By way of a short example, I offer the factlet that schizophrenics, unlike the rest of us, can tickle themselves.

By way of a long example, I offer a story about a few of the people who appear to be in a deep, possibly irreversible coma. To all intents and purposes dead.

One then tells them that they are to be asked some questions, of the sort that want a yes/no answer. And to answer yes by thinking of a tennis match and to answer no by thinking of a nettle. It seems that with the right sort of brain inspection equipment one can communicate with at least some comatose people on this basis.

In another experiment, normal conscious subjects are given a small number of options, for example circle, square and triangle, and they are asked to think about one of them. Again, with the right sort of brain inspection equipment one can see which option the subject has chosen.

This is all a bit slow, low bandwidth in the jargon, but maybe in time we will be able to do better. Maybe the list of options could be the letters of the alphabet, and the subjects will be able to think out arbitrary words to be read by the computer. Maybe some person-computer pairs would be able to do this at speeds of the same order as that, for example, of reading braille. I associate to the prison cell wall tapping technique of Koestler's 'Darkness at Noon'. And morse code, with both of these rather clumsy techniques being pretty much like reading and writing to adepts.

But the question more interesting to me is, is the first subject conscious? I think my answer is maybe. Maybe someone who is in a coma but not conscious could do this. Not enough information.

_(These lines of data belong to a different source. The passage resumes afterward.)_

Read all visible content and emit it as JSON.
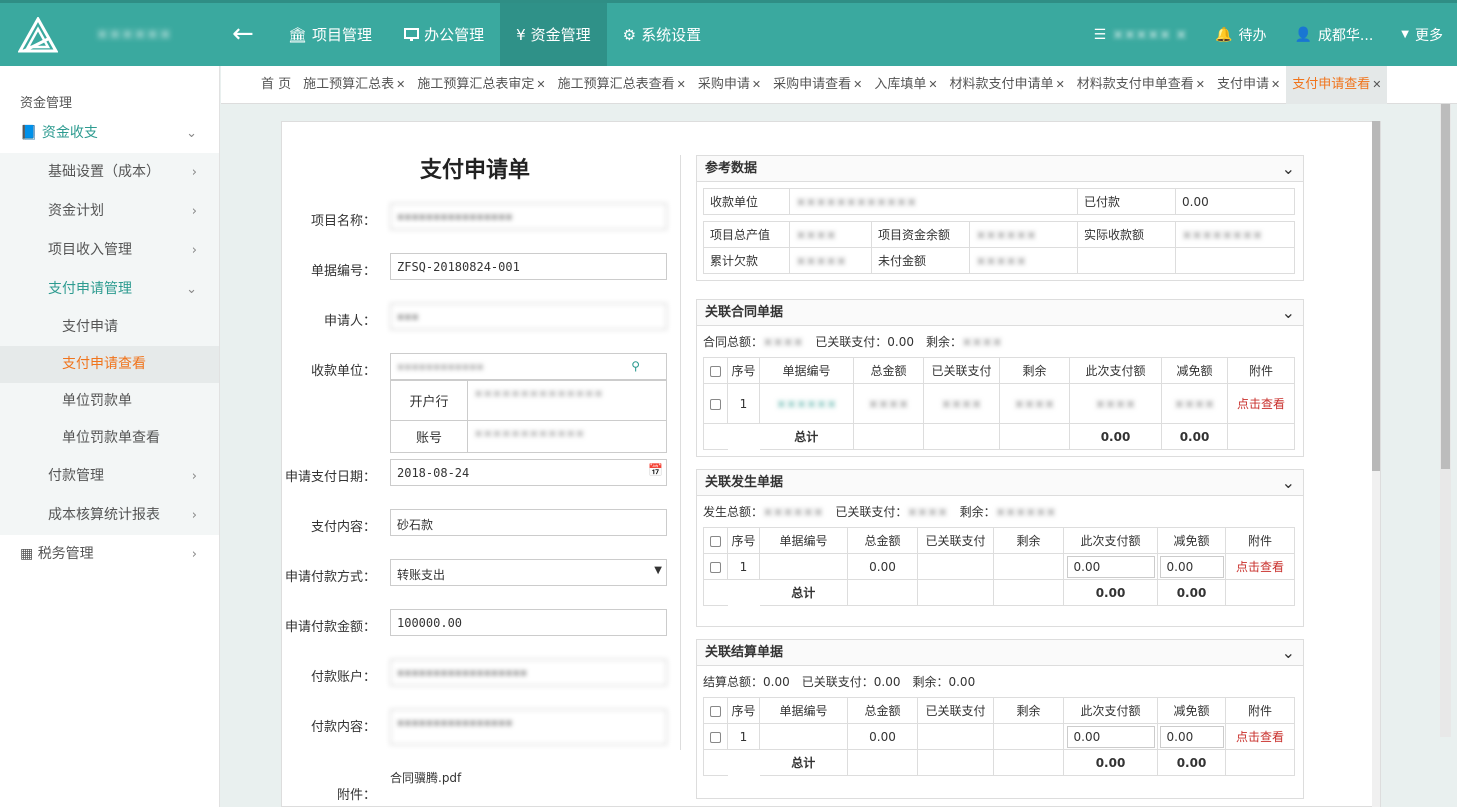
{
  "app": {
    "system_name": "××××××",
    "nav": [
      {
        "icon": "bank-icon",
        "label": "项目管理"
      },
      {
        "icon": "monitor-icon",
        "label": "办公管理"
      },
      {
        "icon": "yen-icon",
        "label": "资金管理"
      },
      {
        "icon": "gear-icon",
        "label": "系统设置"
      }
    ],
    "right": {
      "menu_text": "××××× ×",
      "todo": "待办",
      "user": "成都华...",
      "more": "更多"
    }
  },
  "sidebar": {
    "title": "资金管理",
    "group": "资金收支",
    "items": [
      {
        "label": "基础设置（成本）"
      },
      {
        "label": "资金计划"
      },
      {
        "label": "项目收入管理"
      },
      {
        "label": "支付申请管理"
      },
      {
        "label": "支付申请"
      },
      {
        "label": "支付申请查看"
      },
      {
        "label": "单位罚款单"
      },
      {
        "label": "单位罚款单查看"
      },
      {
        "label": "付款管理"
      },
      {
        "label": "成本核算统计报表"
      }
    ],
    "tax": "税务管理"
  },
  "tabs": [
    {
      "label": "首 页",
      "closable": false
    },
    {
      "label": "施工预算汇总表",
      "closable": true
    },
    {
      "label": "施工预算汇总表审定",
      "closable": true
    },
    {
      "label": "施工预算汇总表查看",
      "closable": true
    },
    {
      "label": "采购申请",
      "closable": true
    },
    {
      "label": "采购申请查看",
      "closable": true
    },
    {
      "label": "入库填单",
      "closable": true
    },
    {
      "label": "材料款支付申请单",
      "closable": true
    },
    {
      "label": "材料款支付申单查看",
      "closable": true
    },
    {
      "label": "支付申请",
      "closable": true
    },
    {
      "label": "支付申请查看",
      "closable": true,
      "active": true
    }
  ],
  "form": {
    "title": "支付申请单",
    "labels": {
      "project": "项目名称：",
      "number": "单据编号：",
      "applicant": "申请人：",
      "payee": "收款单位：",
      "bank": "开户行",
      "account": "账号",
      "date": "申请支付日期：",
      "content": "支付内容：",
      "method": "申请付款方式：",
      "amount": "申请付款金额：",
      "pay_account": "付款账户：",
      "pay_content": "付款内容：",
      "attachment": "附件："
    },
    "values": {
      "project": "××××××××××××××××",
      "number": "ZFSQ-20180824-001",
      "applicant": "×××",
      "payee": "××××××××××××",
      "bank": "××××××××××××××",
      "account": "××××××××××××",
      "date": "2018-08-24",
      "content": "砂石款",
      "method": "转账支出",
      "amount": "100000.00",
      "pay_account": "××××××××××××××××××",
      "pay_content": "××××××××××××××××",
      "attachment_file": "合同骥腾.pdf"
    }
  },
  "reference": {
    "title": "参考数据",
    "payee_label": "收款单位",
    "payee_value": "××××××××××××",
    "paid_label": "已付款",
    "paid_value": "0.00",
    "total_output_label": "项目总产值",
    "total_output_value": "××××",
    "balance_label": "项目资金余额",
    "balance_value": "××××××",
    "received_label": "实际收款额",
    "received_value": "××××××××",
    "debt_label": "累计欠款",
    "debt_value": "×××××",
    "unpaid_label": "未付金额",
    "unpaid_value": "×××××"
  },
  "contract": {
    "title": "关联合同单据",
    "summary": {
      "total_label": "合同总额：",
      "total": "××××",
      "linked_label": "已关联支付：",
      "linked": "0.00",
      "rest_label": "剩余：",
      "rest": "××××"
    },
    "headers": [
      "序号",
      "单据编号",
      "总金额",
      "已关联支付",
      "剩余",
      "此次支付额",
      "减免额",
      "附件"
    ],
    "row": {
      "seq": "1",
      "doc": "××××××",
      "total": "××××",
      "linked": "××××",
      "rest": "××××",
      "pay": "××××",
      "reduce": "××××",
      "attach": "点击查看"
    },
    "sum": {
      "label": "总计",
      "pay": "0.00",
      "reduce": "0.00"
    }
  },
  "occurrence": {
    "title": "关联发生单据",
    "summary": {
      "total_label": "发生总额：",
      "total": "××××××",
      "linked_label": "已关联支付：",
      "linked": "××××",
      "rest_label": "剩余：",
      "rest": "××××××"
    },
    "headers": [
      "序号",
      "单据编号",
      "总金额",
      "已关联支付",
      "剩余",
      "此次支付额",
      "减免额",
      "附件"
    ],
    "row": {
      "seq": "1",
      "total": "0.00",
      "pay": "0.00",
      "reduce": "0.00",
      "attach": "点击查看"
    },
    "sum": {
      "label": "总计",
      "pay": "0.00",
      "reduce": "0.00"
    }
  },
  "settlement": {
    "title": "关联结算单据",
    "summary": {
      "total_label": "结算总额：",
      "total": "0.00",
      "linked_label": "已关联支付：",
      "linked": "0.00",
      "rest_label": "剩余：",
      "rest": "0.00"
    },
    "headers": [
      "序号",
      "单据编号",
      "总金额",
      "已关联支付",
      "剩余",
      "此次支付额",
      "减免额",
      "附件"
    ],
    "row": {
      "seq": "1",
      "total": "0.00",
      "pay": "0.00",
      "reduce": "0.00",
      "attach": "点击查看"
    },
    "sum": {
      "label": "总计",
      "pay": "0.00",
      "reduce": "0.00"
    }
  }
}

I associate to the sleep learning wheezes which one has in  Huxley's ‘Brave New World’ and which have been tried, with some limited success, in real life - although I suspect that http://www.sleeplearning.com/ overstates the case.

In sum, a good read or a good dip for someone like myself with some basic science and a smattering of prior knowledge; a lucky find. Lots of good stuff to build into lectures for A-level students or first year undergraduates.